Osmanlı'nın yıkılışı ve Cumhuriyet‘in kuruluşuna tanıklık etmiş, kadın hakları öncülerinden biri olan yazar, siyasetçi, akademisyen ve öğretmen. İlk kadın onbaşımız Halide Edip Adıvar.

Kızlar için okullar açılması amacıyla Tanin Gazetesi'ne bir yazı yazdı. Bu yazısından dolayı ölüm tehditleri aldı ve bunun sonucunda hayatının bir kısmını yurtdışında geçirdi. Yurtdışında birçok konferans verdi, İngilizce eserler yayımladı.

Türkiye’ye geri döndüğünde kadınların aile-iş-sosyal hayat üçgeninde yer alabilmesi için Türk Yurdu Dergisi'nde yazılar yayımladı. "Feminist Eser" olarak adlandırabileceğimiz Seviyye Talip romanını yazdı. Kadınların haklarını ve statülerini korumak amacıyla Osmanlı Kadın Hakları Savunma Derneği'ni kurdu. Beyrut, Lübnan ve Şam'da kız okullarının açılmasına öncülük etti ve bu okulların müdürü oldu.

Yurtiçinde ve yurtdışında yaptığı faaliyetlerle Türk kadınının temsili haline geldi. 



Şirin Tekeli (1944-2017)


Şirin Tekeli, kısa bir tabir ile hukukçu, kadın hakları savunucusu, yazar ve aktivist. 

Şirin Tekeli, 1978 yılında, doçentlik tezi için "Kadınların Siyasete Katılması" konusunu ele aldı. Bundan dört yıl sonra, YAZKO'nun daveti üzerine feminist yayınları çeviren bir gruba katıldığı dönem, bu tezini Kadınlar ve Siyasal Toplumsal Hayat adıyla kitap olarak yayımladı. Bu kitap, ülkemizde kadınların politik ve toplumsal alanda marjinalleşmesi üzerine yazılan ilk kitap olarak tarihe geçti.

Şirin Tekeli oldukça fazla aktivizm hareketi başlattı. Kadınlara karşı yapılan ayrımcılıkların bitmesi için Medeni Kanun Reformu'nun değişmesi üzerine dilekçe kampanyası başlattı. Kadına yönelik şiddete karşı yürüyüşler düzenledi, bunun için yapılan Kariye Şenliği’ne katıldı. Kadınların cinsel tacize karşı "Bedenimiz bizimdir." diyebilmesi için Mor İğne Kampanyası'nı başlattı. Kadın tarihine ışık tutması için Kadın Eserleri Kütüphanesi ve Bilgi Merkezi Vakfı'nı kuranlardan biri oldu. Karar mercilerinde, siyasette, yönetimde, kadınların sesi çıksın diye, çıkan sesler yükselsin diye KA-DER’i kurdu. 

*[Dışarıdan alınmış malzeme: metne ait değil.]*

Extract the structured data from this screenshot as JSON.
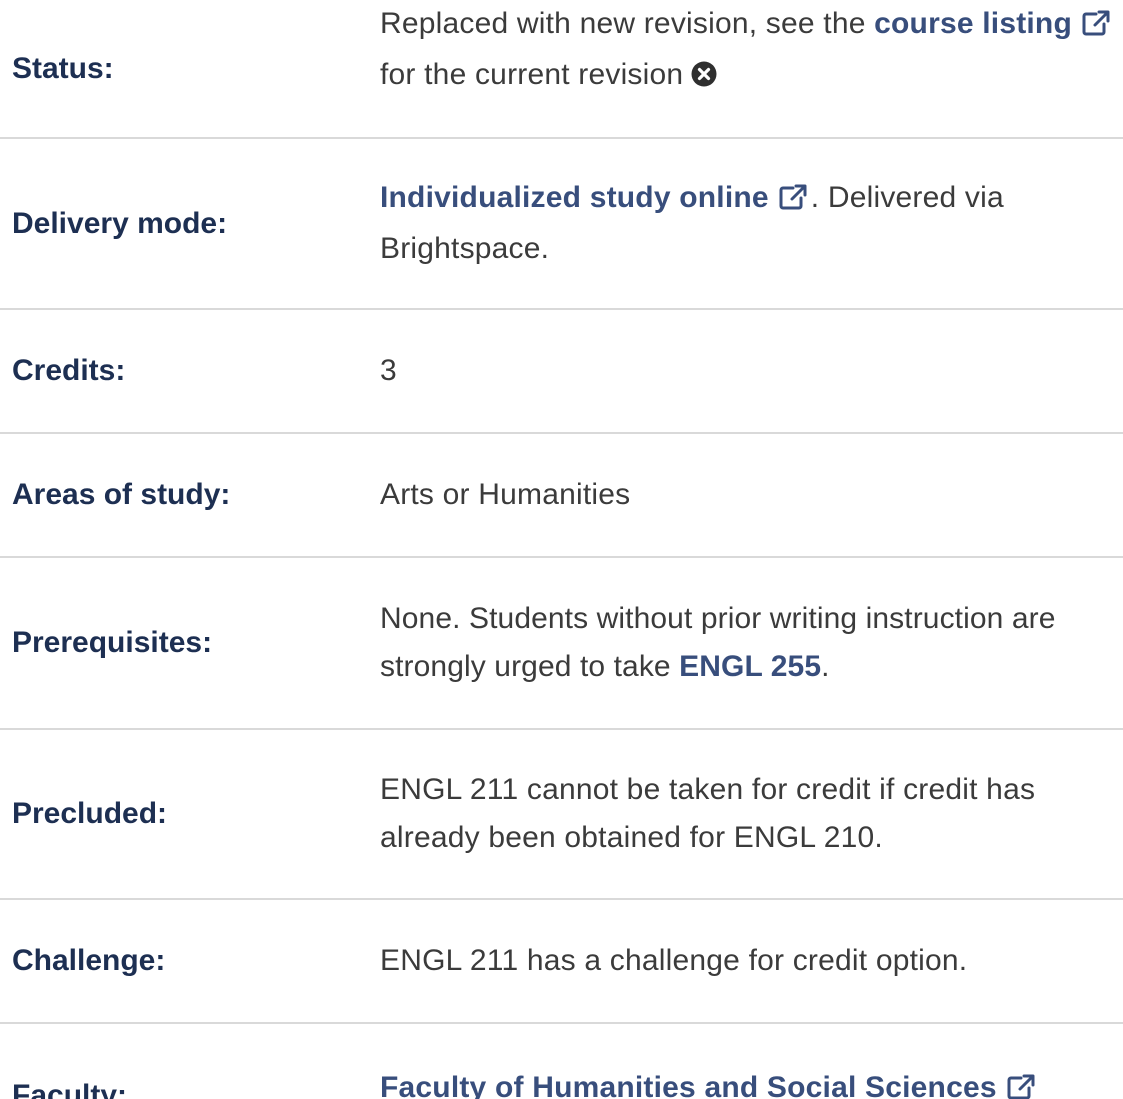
{
  "rows": {
    "status": {
      "label": "Status:",
      "text_before": "Replaced with new revision, see the ",
      "link_text": "course listing",
      "text_after": " for the current revision"
    },
    "delivery": {
      "label": "Delivery mode:",
      "link_text": "Individualized study online",
      "text_after": ". Delivered via Brightspace."
    },
    "credits": {
      "label": "Credits:",
      "value": "3"
    },
    "areas": {
      "label": "Areas of study:",
      "value": "Arts or Humanities"
    },
    "prereq": {
      "label": "Prerequisites:",
      "text_before": "None. Students without prior writing instruction are strongly urged to take ",
      "link_text": "ENGL 255",
      "text_after": "."
    },
    "precluded": {
      "label": "Precluded:",
      "value": "ENGL 211 cannot be taken for credit if credit has already been obtained for ENGL 210."
    },
    "challenge": {
      "label": "Challenge:",
      "value": "ENGL 211 has a challenge for credit option."
    },
    "faculty": {
      "label": "Faculty:",
      "link_text": "Faculty of Humanities and Social Sciences"
    }
  },
  "icons": {
    "external_link": "external-link-icon",
    "dismiss": "times-circle-icon"
  },
  "colors": {
    "label": "#1d2f52",
    "link": "#384e7c",
    "text": "#3b3b3b",
    "divider": "#d9d9d9"
  }
}
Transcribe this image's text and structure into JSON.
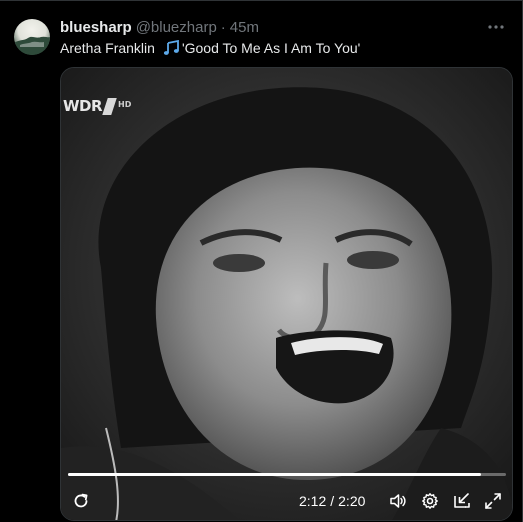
{
  "tweet": {
    "display_name": "bluesharp",
    "handle": "@bluezharp",
    "separator": "·",
    "timestamp": "45m",
    "text_before": "Aretha Franklin",
    "emoji_icon": "musical-notes-icon",
    "text_after": "'Good To Me As I Am To You'"
  },
  "video": {
    "channel_logo_text": "WDR",
    "channel_logo_badge": "HD",
    "current_time": "2:12",
    "time_separator": "/",
    "duration": "2:20",
    "progress": 0.943
  },
  "icons": {
    "more": "more-horizontal-icon",
    "replay": "replay-icon",
    "volume": "volume-icon",
    "settings": "gear-icon",
    "pip": "picture-in-picture-icon",
    "fullscreen": "fullscreen-icon"
  },
  "colors": {
    "background": "#000000",
    "text_primary": "#e7e9ea",
    "text_secondary": "#71767b",
    "border": "#2f3336",
    "emoji_blue": "#5da9e9"
  }
}
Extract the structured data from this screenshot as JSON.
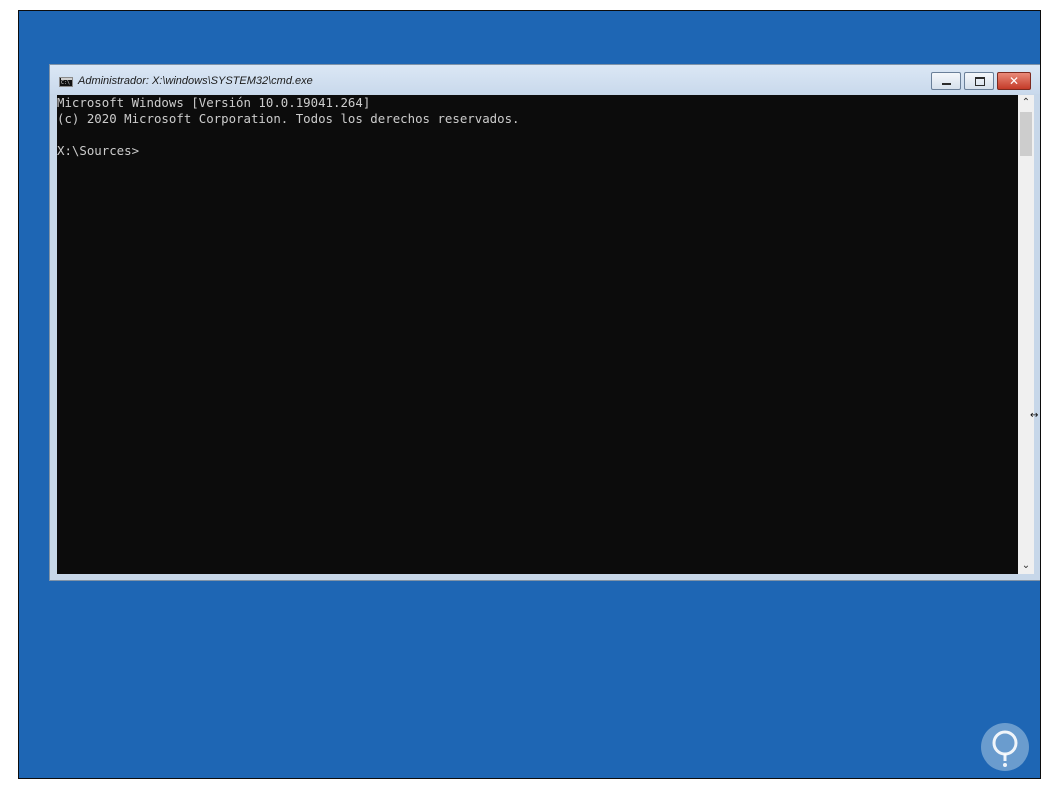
{
  "window": {
    "title": "Administrador: X:\\windows\\SYSTEM32\\cmd.exe",
    "buttons": {
      "minimize": "",
      "maximize": "",
      "close": "✕"
    }
  },
  "console": {
    "lines": [
      "Microsoft Windows [Versión 10.0.19041.264]",
      "(c) 2020 Microsoft Corporation. Todos los derechos reservados.",
      "",
      "X:\\Sources>"
    ]
  },
  "scrollbar": {
    "up_arrow": "⌃",
    "down_arrow": "⌄"
  },
  "colors": {
    "desktop": "#1e66b4",
    "console_bg": "#0c0c0c",
    "console_text": "#cccccc",
    "close_button": "#c43b28"
  }
}
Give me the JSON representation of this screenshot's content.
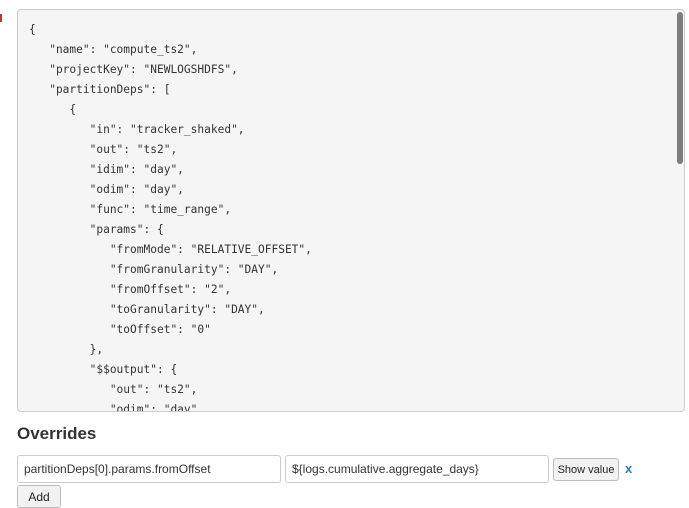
{
  "code_panel": {
    "lines": [
      "{",
      "   \"name\": \"compute_ts2\",",
      "   \"projectKey\": \"NEWLOGSHDFS\",",
      "   \"partitionDeps\": [",
      "      {",
      "         \"in\": \"tracker_shaked\",",
      "         \"out\": \"ts2\",",
      "         \"idim\": \"day\",",
      "         \"odim\": \"day\",",
      "         \"func\": \"time_range\",",
      "         \"params\": {",
      "            \"fromMode\": \"RELATIVE_OFFSET\",",
      "            \"fromGranularity\": \"DAY\",",
      "            \"fromOffset\": \"2\",",
      "            \"toGranularity\": \"DAY\",",
      "            \"toOffset\": \"0\"",
      "         },",
      "         \"$$output\": {",
      "            \"out\": \"ts2\",",
      "            \"odim\": \"day\","
    ]
  },
  "overrides": {
    "title": "Overrides",
    "key_value": "partitionDeps[0].params.fromOffset",
    "value_value": "${logs.cumulative.aggregate_days}",
    "show_value_label": "Show value",
    "remove_label": "x",
    "add_label": "Add"
  }
}
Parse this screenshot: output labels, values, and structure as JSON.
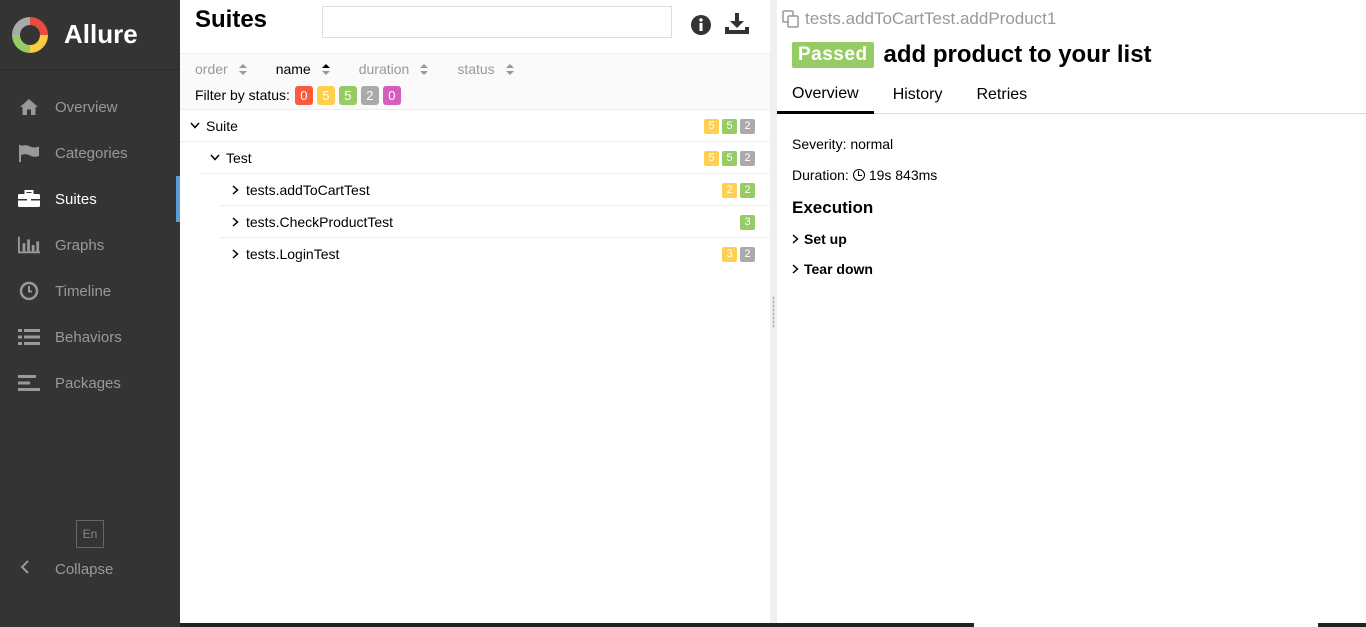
{
  "sidebar": {
    "brand": "Allure",
    "items": [
      {
        "label": "Overview"
      },
      {
        "label": "Categories"
      },
      {
        "label": "Suites"
      },
      {
        "label": "Graphs"
      },
      {
        "label": "Timeline"
      },
      {
        "label": "Behaviors"
      },
      {
        "label": "Packages"
      }
    ],
    "language": "En",
    "collapse_label": "Collapse"
  },
  "middle": {
    "title": "Suites",
    "search": {
      "value": "",
      "placeholder": ""
    },
    "sorters": [
      {
        "label": "order"
      },
      {
        "label": "name"
      },
      {
        "label": "duration"
      },
      {
        "label": "status"
      }
    ],
    "filter_label": "Filter by status:",
    "filter_counts": {
      "failed": "0",
      "broken": "5",
      "passed": "5",
      "skipped": "2",
      "unknown": "0"
    },
    "tree": [
      {
        "label": "Suite",
        "counts": {
          "broken": "5",
          "passed": "5",
          "skipped": "2"
        }
      },
      {
        "label": "Test",
        "counts": {
          "broken": "5",
          "passed": "5",
          "skipped": "2"
        }
      },
      {
        "label": "tests.addToCartTest",
        "counts": {
          "broken": "2",
          "passed": "2"
        }
      },
      {
        "label": "tests.CheckProductTest",
        "counts": {
          "passed": "3"
        }
      },
      {
        "label": "tests.LoginTest",
        "counts": {
          "broken": "3",
          "skipped": "2"
        }
      }
    ]
  },
  "detail": {
    "path": "tests.addToCartTest.addProduct1",
    "status": "Passed",
    "title": "add product to your list",
    "tabs": [
      {
        "label": "Overview"
      },
      {
        "label": "History"
      },
      {
        "label": "Retries"
      }
    ],
    "severity_text": "Severity: normal",
    "duration_label": "Duration:",
    "duration_value": "19s 843ms",
    "execution_title": "Execution",
    "steps": [
      {
        "label": "Set up"
      },
      {
        "label": "Tear down"
      }
    ]
  },
  "colors": {
    "sidebar_bg": "#343434",
    "active_accent": "#5d9cd4",
    "failed": "#fd5a3e",
    "broken": "#ffd050",
    "passed": "#97cc64",
    "skipped": "#aaaaaa",
    "unknown": "#d35ebe"
  },
  "icons": {
    "overview": "home-icon",
    "categories": "flag-icon",
    "suites": "briefcase-icon",
    "graphs": "bar-chart-icon",
    "timeline": "clock-icon",
    "behaviors": "list-icon",
    "packages": "align-left-icon"
  }
}
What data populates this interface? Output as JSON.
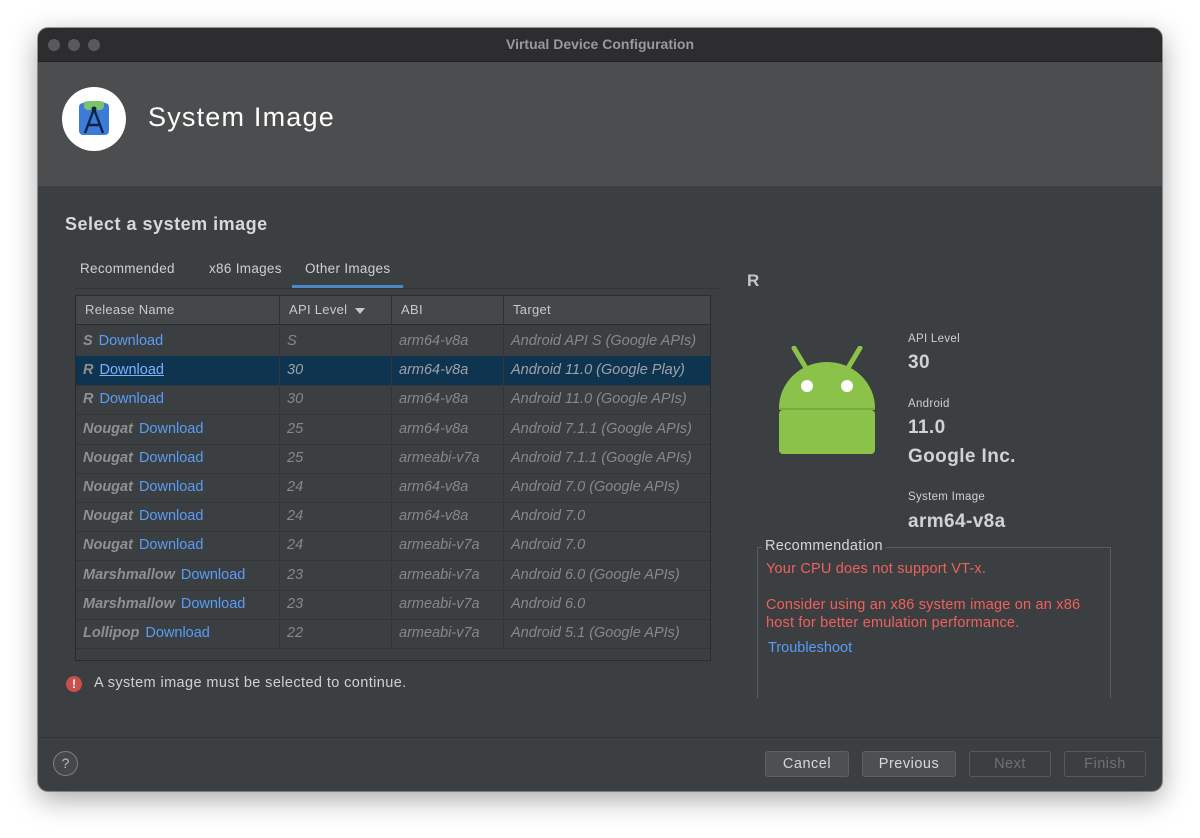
{
  "window": {
    "title": "Virtual Device Configuration"
  },
  "header": {
    "title": "System Image",
    "logo_icon": "android-studio-logo-icon"
  },
  "section_title": "Select a system image",
  "tabs": [
    {
      "label": "Recommended",
      "active": false
    },
    {
      "label": "x86 Images",
      "active": false
    },
    {
      "label": "Other Images",
      "active": true
    }
  ],
  "table": {
    "columns": [
      "Release Name",
      "API Level",
      "ABI",
      "Target"
    ],
    "sort_column": "API Level",
    "rows": [
      {
        "release": "S",
        "action": "Download",
        "api": "S",
        "abi": "arm64-v8a",
        "target": "Android API S (Google APIs)",
        "selected": false
      },
      {
        "release": "R",
        "action": "Download",
        "api": "30",
        "abi": "arm64-v8a",
        "target": "Android 11.0 (Google Play)",
        "selected": true
      },
      {
        "release": "R",
        "action": "Download",
        "api": "30",
        "abi": "arm64-v8a",
        "target": "Android 11.0 (Google APIs)",
        "selected": false
      },
      {
        "release": "Nougat",
        "action": "Download",
        "api": "25",
        "abi": "arm64-v8a",
        "target": "Android 7.1.1 (Google APIs)",
        "selected": false
      },
      {
        "release": "Nougat",
        "action": "Download",
        "api": "25",
        "abi": "armeabi-v7a",
        "target": "Android 7.1.1 (Google APIs)",
        "selected": false
      },
      {
        "release": "Nougat",
        "action": "Download",
        "api": "24",
        "abi": "arm64-v8a",
        "target": "Android 7.0 (Google APIs)",
        "selected": false
      },
      {
        "release": "Nougat",
        "action": "Download",
        "api": "24",
        "abi": "arm64-v8a",
        "target": "Android 7.0",
        "selected": false
      },
      {
        "release": "Nougat",
        "action": "Download",
        "api": "24",
        "abi": "armeabi-v7a",
        "target": "Android 7.0",
        "selected": false
      },
      {
        "release": "Marshmallow",
        "action": "Download",
        "api": "23",
        "abi": "armeabi-v7a",
        "target": "Android 6.0 (Google APIs)",
        "selected": false
      },
      {
        "release": "Marshmallow",
        "action": "Download",
        "api": "23",
        "abi": "armeabi-v7a",
        "target": "Android 6.0",
        "selected": false
      },
      {
        "release": "Lollipop",
        "action": "Download",
        "api": "22",
        "abi": "armeabi-v7a",
        "target": "Android 5.1 (Google APIs)",
        "selected": false
      }
    ]
  },
  "details": {
    "release_letter": "R",
    "api_level_label": "API Level",
    "api_level_value": "30",
    "android_label": "Android",
    "android_value": "11.0",
    "vendor": "Google Inc.",
    "system_image_label": "System Image",
    "system_image_value": "arm64-v8a",
    "android_icon": "android-robot-icon"
  },
  "recommendation": {
    "title": "Recommendation",
    "line1": "Your CPU does not support VT-x.",
    "line2": "Consider using an x86 system image on an x86 host for better emulation performance.",
    "link": "Troubleshoot"
  },
  "error_message": "A system image must be selected to continue.",
  "buttons": {
    "help": "?",
    "cancel": "Cancel",
    "previous": "Previous",
    "next": "Next",
    "finish": "Finish"
  },
  "colors": {
    "background": "#3c3f41",
    "header": "#4b4d4f",
    "selection": "#0e3450",
    "link": "#589df6",
    "error": "#f0605a",
    "android_green": "#8bc34a"
  }
}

Kendini geliştirmek, bilimin ışığında ilerlemek isteyen her kadın bulunduğu dönemin normlarına karşı çıkmak zorunda kalıyor. Her kadının bir savaşı var. Ve kendi savaşımızda en ihtiyacımız olan şeylerden biri yalnız olmadığımızı bilmek. Her kadın kendi savaşının galibi olabilir, toplumda istediği konuma gelebilir. Biz kadınlar birbirimizin dostu olmalıyız, birbirimize destek olmalıyız, sesi çıkan kadınları alkışlamalıyız. Biz bunları yapabildiğimiz sürece, bizden sonraki nesillerde kadınlar kendilerini geliştirmek istediklerinde daha az engellerle karşılaşacak, her şey daha eşit olacak.